I sold my startup this year for seven figures, and my position at the company that bought us is the first actual employment I've ever had. First thing, I wanted a bigger apartment. When I first started working in Silicon Valley eight years ago, I lived in a hostel in the Tenderloin for about a month. Then I moved to an apartment with several roommates. So basically I’ve lived in a small place with a bunch of people since I was 21. Now that I have some capital, it’s time to get a really, really nice place. And my dream car is on its way. Think Lamborghini, Ferrari.

I’m single—sad story there. I was with an amazing girl for three years, but I started my company about one year into the relationship, and a lot of things went wrong, primarily as a result of the business. It took so much out of me. It was my singular focus all along, and we ultimately broke up over that. So I finally have the opportunity to go on some dates.
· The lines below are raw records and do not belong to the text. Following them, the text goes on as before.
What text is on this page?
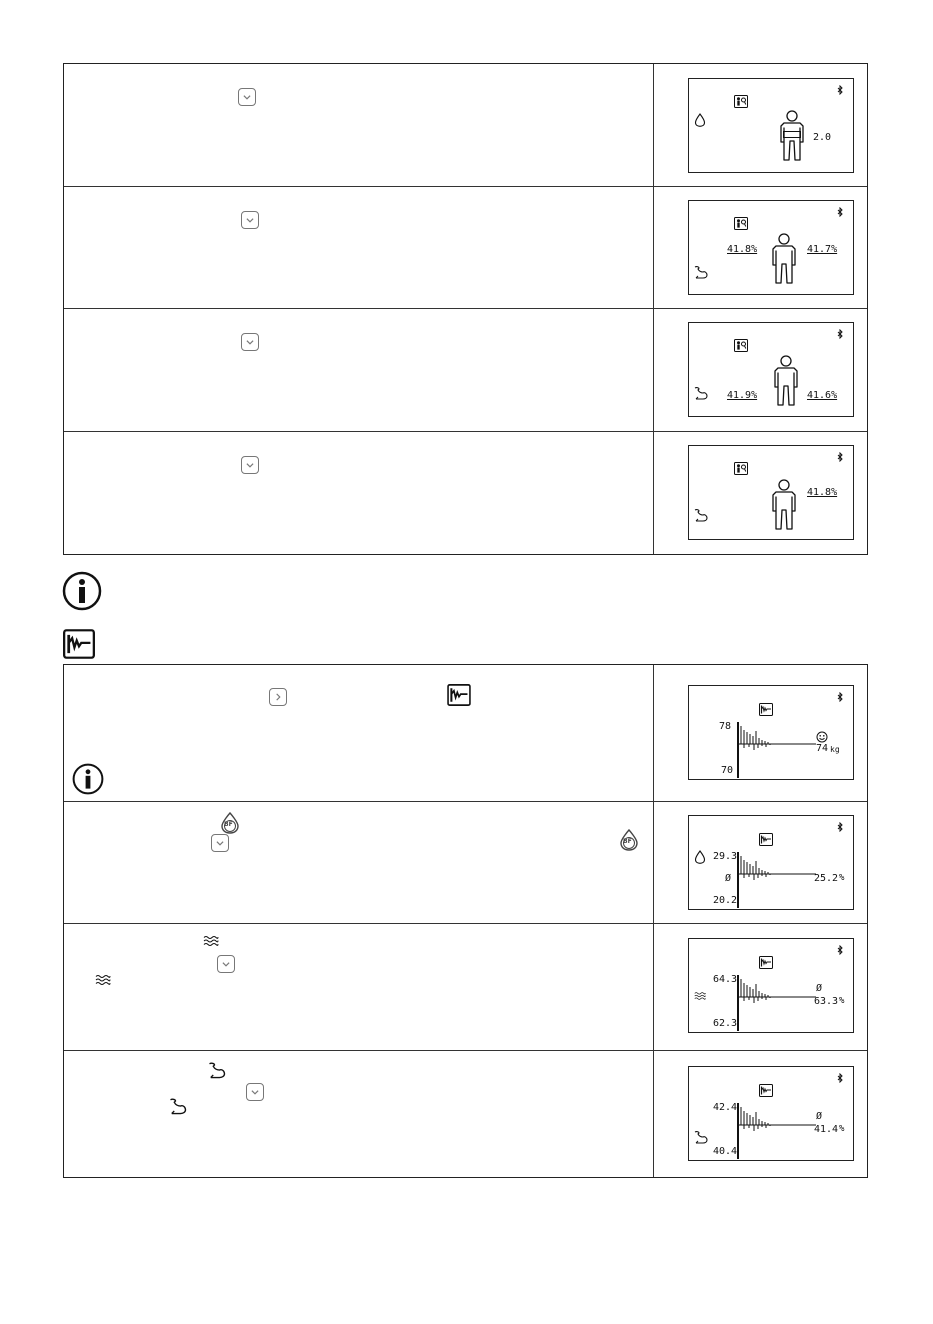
2.0
41.8%	41.7%
41.9%	41.6%
41.8%
78
74 kg
70
BF
BF
29.3
Ø	25.2 %
20.2
64.3
Ø
63.3 %
62.3
42.4
Ø
41.4 %
40.4
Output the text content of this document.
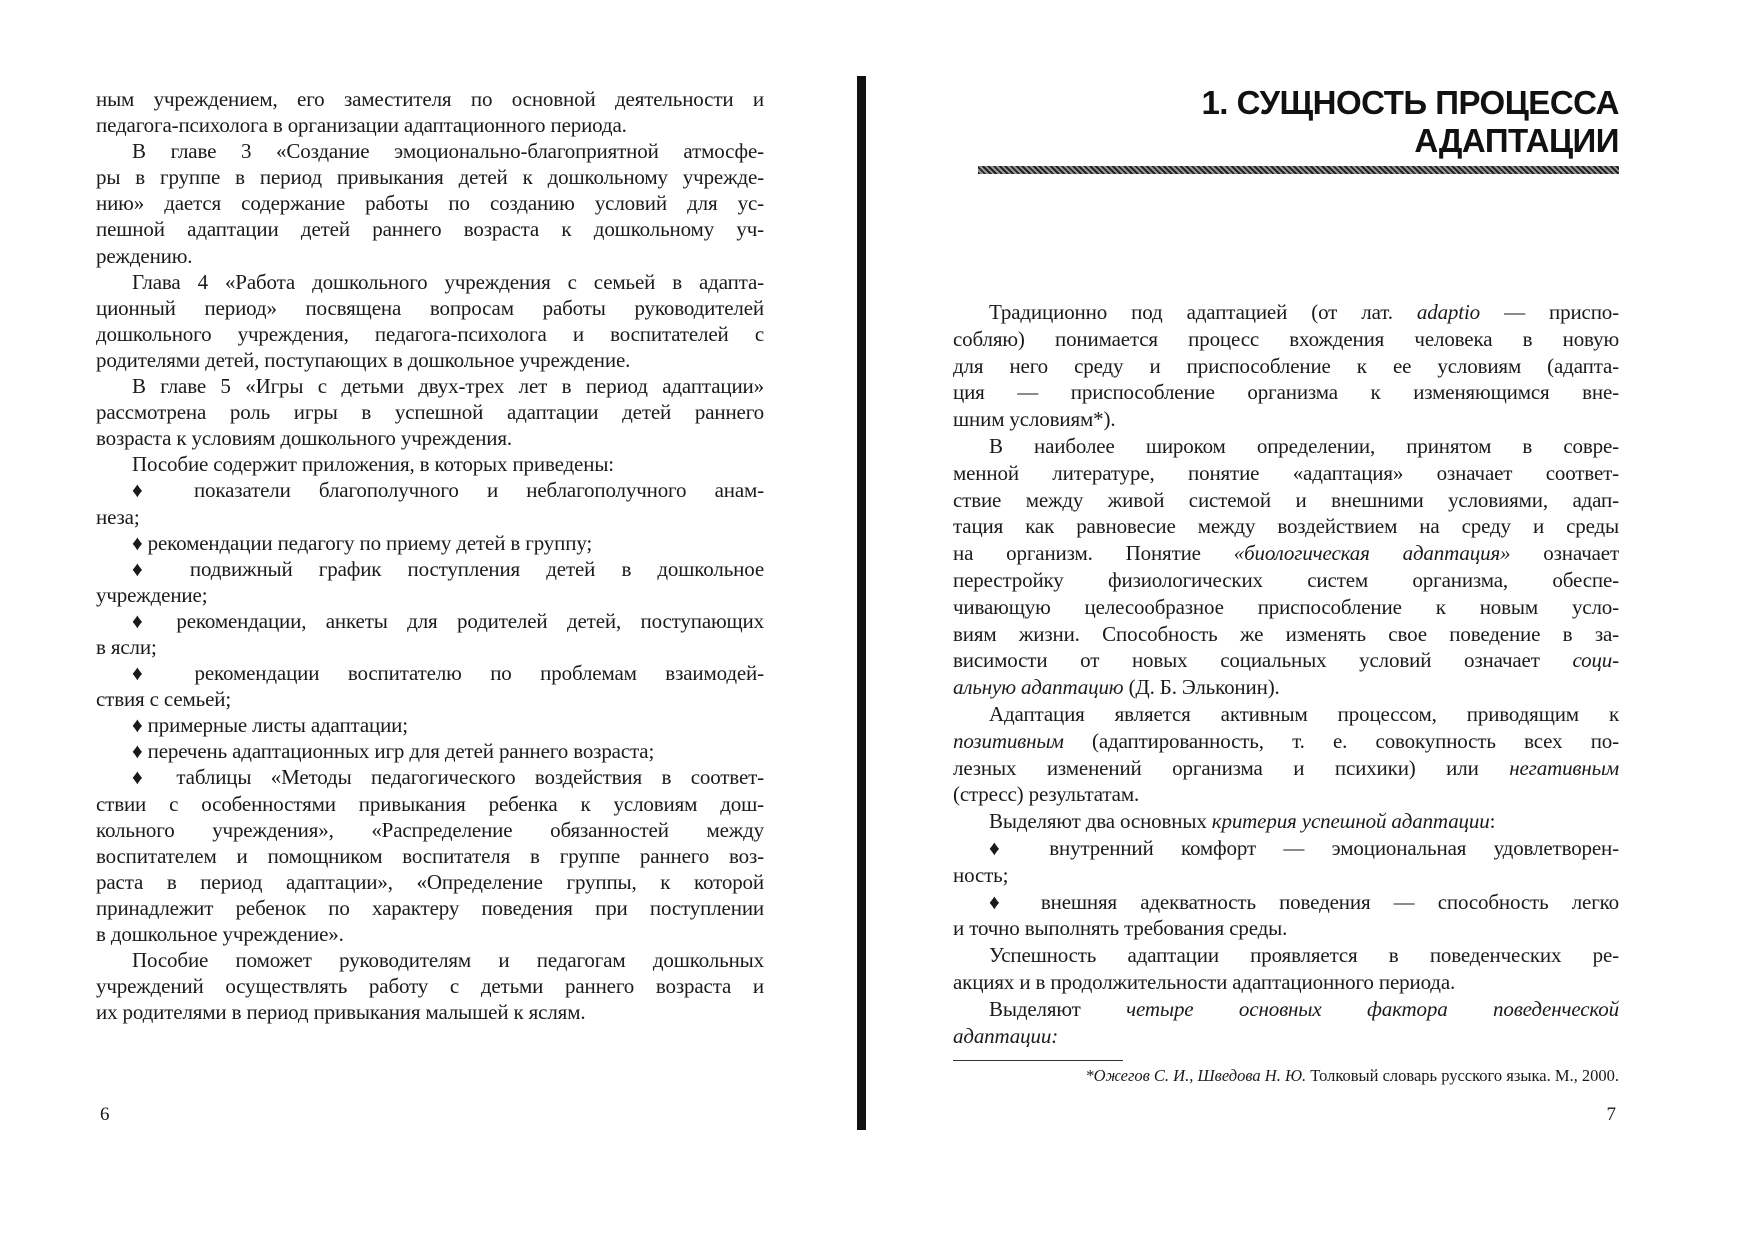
ным учреждением, его заместителя по основной деятельности и
педагога-психолога в организации адаптационного периода.
В главе 3 «Создание эмоционально-благоприятной атмосфе-
ры в группе в период привыкания детей к дошкольному учрежде-
нию» дается содержание работы по созданию условий для ус-
пешной адаптации детей раннего возраста к дошкольному уч-
реждению.
Глава 4 «Работа дошкольного учреждения с семьей в адапта-
ционный период» посвящена вопросам работы руководителей
дошкольного учреждения, педагога-психолога и воспитателей с
родителями детей, поступающих в дошкольное учреждение.
В главе 5 «Игры с детьми двух-трех лет в период адаптации»
рассмотрена роль игры в успешной адаптации детей раннего
возраста к условиям дошкольного учреждения.
Пособие содержит приложения, в которых приведены:
♦ показатели благополучного и неблагополучного анам-
неза;
♦ рекомендации педагогу по приему детей в группу;
♦ подвижный график поступления детей в дошкольное
учреждение;
♦ рекомендации, анкеты для родителей детей, поступающих
в ясли;
♦ рекомендации воспитателю по проблемам взаимодей-
ствия с семьей;
♦ примерные листы адаптации;
♦ перечень адаптационных игр для детей раннего возраста;
♦ таблицы «Методы педагогического воздействия в соответ-
ствии с особенностями привыкания ребенка к условиям дош-
кольного учреждения», «Распределение обязанностей между
воспитателем и помощником воспитателя в группе раннего воз-
раста в период адаптации», «Определение группы, к которой
принадлежит ребенок по характеру поведения при поступлении
в дошкольное учреждение».
Пособие поможет руководителям и педагогам дошкольных
учреждений осуществлять работу с детьми раннего возраста и
их родителями в период привыкания малышей к яслям.
6
1. СУЩНОСТЬ ПРОЦЕССА
АДАПТАЦИИ
Традиционно под адаптацией (от лат. adaptio — приспо-
собляю) понимается процесс вхождения человека в новую
для него среду и приспособление к ее условиям (адапта-
ция — приспособление организма к изменяющимся вне-
шним условиям*).
В наиболее широком определении, принятом в совре-
менной литературе, понятие «адаптация» означает соответ-
ствие между живой системой и внешними условиями, адап-
тация как равновесие между воздействием на среду и среды
на организм. Понятие «биологическая адаптация» означает
перестройку физиологических систем организма, обеспе-
чивающую целесообразное приспособление к новым усло-
виям жизни. Способность же изменять свое поведение в за-
висимости от новых социальных условий означает соци-
альную адаптацию (Д. Б. Эльконин).
Адаптация является активным процессом, приводящим к
позитивным (адаптированность, т. е. совокупность всех по-
лезных изменений организма и психики) или негативным
(стресс) результатам.
Выделяют два основных критерия успешной адаптации:
♦ внутренний комфорт — эмоциональная удовлетворен-
ность;
♦ внешняя адекватность поведения — способность легко
и точно выполнять требования среды.
Успешность адаптации проявляется в поведенческих ре-
акциях и в продолжительности адаптационного периода.
Выделяют четыре основных фактора поведенческой
адаптации:
*Ожегов С. И., Шведова Н. Ю. Толковый словарь русского языка. М., 2000.
7
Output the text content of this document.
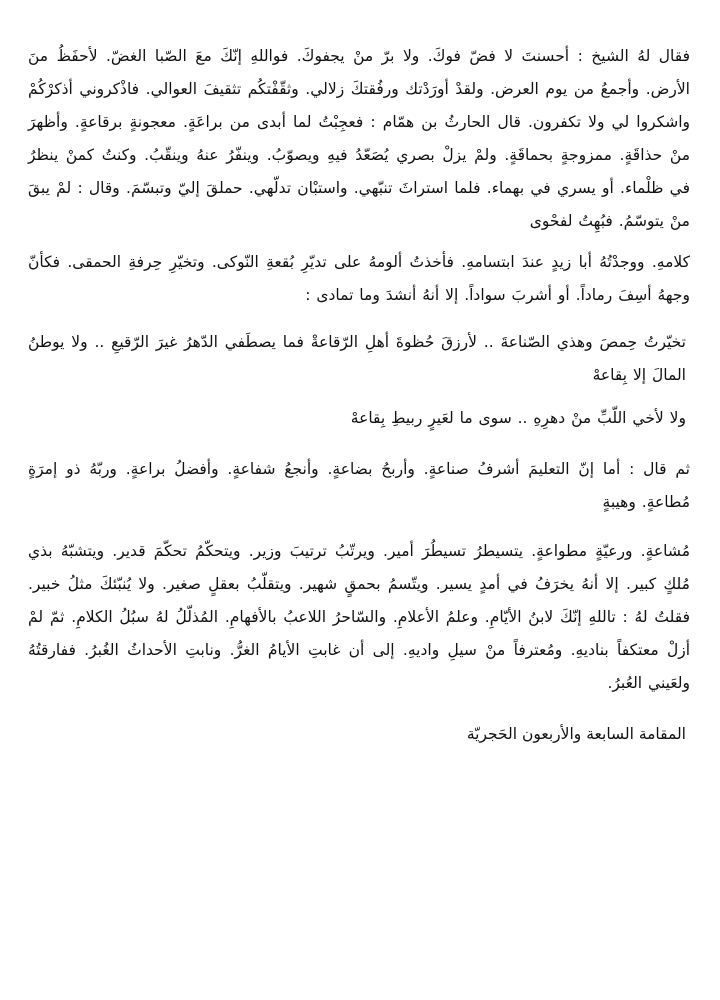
فقال لهُ الشيخ : أحسنتَ لا فضّ فوكَ. ولا برّ منْ يجفوكَ. فواللهِ إنّكَ معَ الصّبا الغضّ. لأحفَظُ منَ الأرض. وأجمعُ من يوم العرض. ولقدْ أورَدْتك ورفُقتكَ زلالي. وثقّفْتكُم تثقيفَ العوالي. فاذْكروني أذكرْكُمْ واشكروا لي ولا تكفرون. قال الحارثُ بن همّام : فعجِبْتُ لما أبدى من براعَةٍ. معجونةٍ برقاعةٍ. وأظهرَ منْ حذاقَةٍ. ممزوجةٍ بحماقَةٍ. ولمْ يزلْ بصري يُصَعّدُ فيهِ ويصوّبُ. وينفّرُ عنهُ وينقّبُ. وكنتُ كمنْ ينظرُ في ظلْماء. أو يسري في بهماء. فلما استراثَ تنبّهي. واستبْان تدلّهي. حملقَ إليّ وتبسّمَ. وقال : لمْ يبقَ منْ يتوسّمُ. فبُهِتُ لفحْوى

كلامهِ. ووجدْتُهُ أبا زيدٍ عندَ ابتسامهِ. فأخذتُ ألومهُ على تديّرِ بُقعةِ النّوكى. وتخيّرِ حِرفةِ الحمقى. فكأنّ وجههُ أسِفَ رماداً. أو أشربَ سواداً. إلا أنهُ أنشدَ وما تمادى :

تخيّرتُ حِمصَ وهذي الصّناعةَ .. لأرزقَ حُظوةَ أهلِ الرّقاعةْ فما يصطَفي الدّهرُ غيرَ الرّقيعِ .. ولا يوطنُ المالَ إلا بِقاعهْ

ولا لأخي اللّبِّ منْ دهرِهِ .. سوى ما لعَيرٍ ربيطِ بِقاعهْ

ثم قال : أما إنّ التعليمَ أشرفُ صناعةٍ. وأربحُ بضاعةٍ. وأنجعُ شفاعةٍ. وأفضلُ براعةٍ. وربّهُ ذو إمرَةٍ مُطاعةٍ. وهيبةٍ

مُشاعةٍ. ورعيّةٍ مطواعةٍ. يتسيطرُ تسيطُرَ أمير. ويرتّبُ ترتيبَ وزير. ويتحكّمُ تحكّمَ قدير. ويتشبّهُ بذي مُلكٍ كبير. إلا أنهُ يخرَفُ في أمدٍ يسير. ويتّسمُ بحمقٍ شهير. ويتقلّبُ بعقلٍ صغير. ولا يُنبّئكَ مثلُ خبير. فقلتُ لهُ : تاللهِ إنّكَ لابنُ الأيّامِ. وعلمُ الأعلامِ. والسّاحرُ اللاعبُ بالأفهامِ. المُذلّلُ لهُ سبُلُ الكلامِ. ثمّ لمْ أزلْ معتكفاً بناديهِ. ومُعترفاً منْ سيلِ واديهِ. إلى أن غابتِ الأيامُ الغرُّ. ونابتِ الأحداثُ الغُبرُ. ففارقتُهُ ولعَيني العُبرُ.

المقامة السابعة والأربعون الحَجريّة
It’s interesting getting back in the game. I’ll take someone to a high-end restaurant and a really nice bar afterward. Definitely somewhere I know the management, so I can get my special treatment. I’m not worried about the gold diggers—I can tell when someone’s gold digging.

I also had to start thinking about writing a will. I should probably have insurance and put all my cash in a trust fund. I’m just trying to figure out who I should trust my money and business to: lawyers, accountants, business managers. But it’s a good problem to have.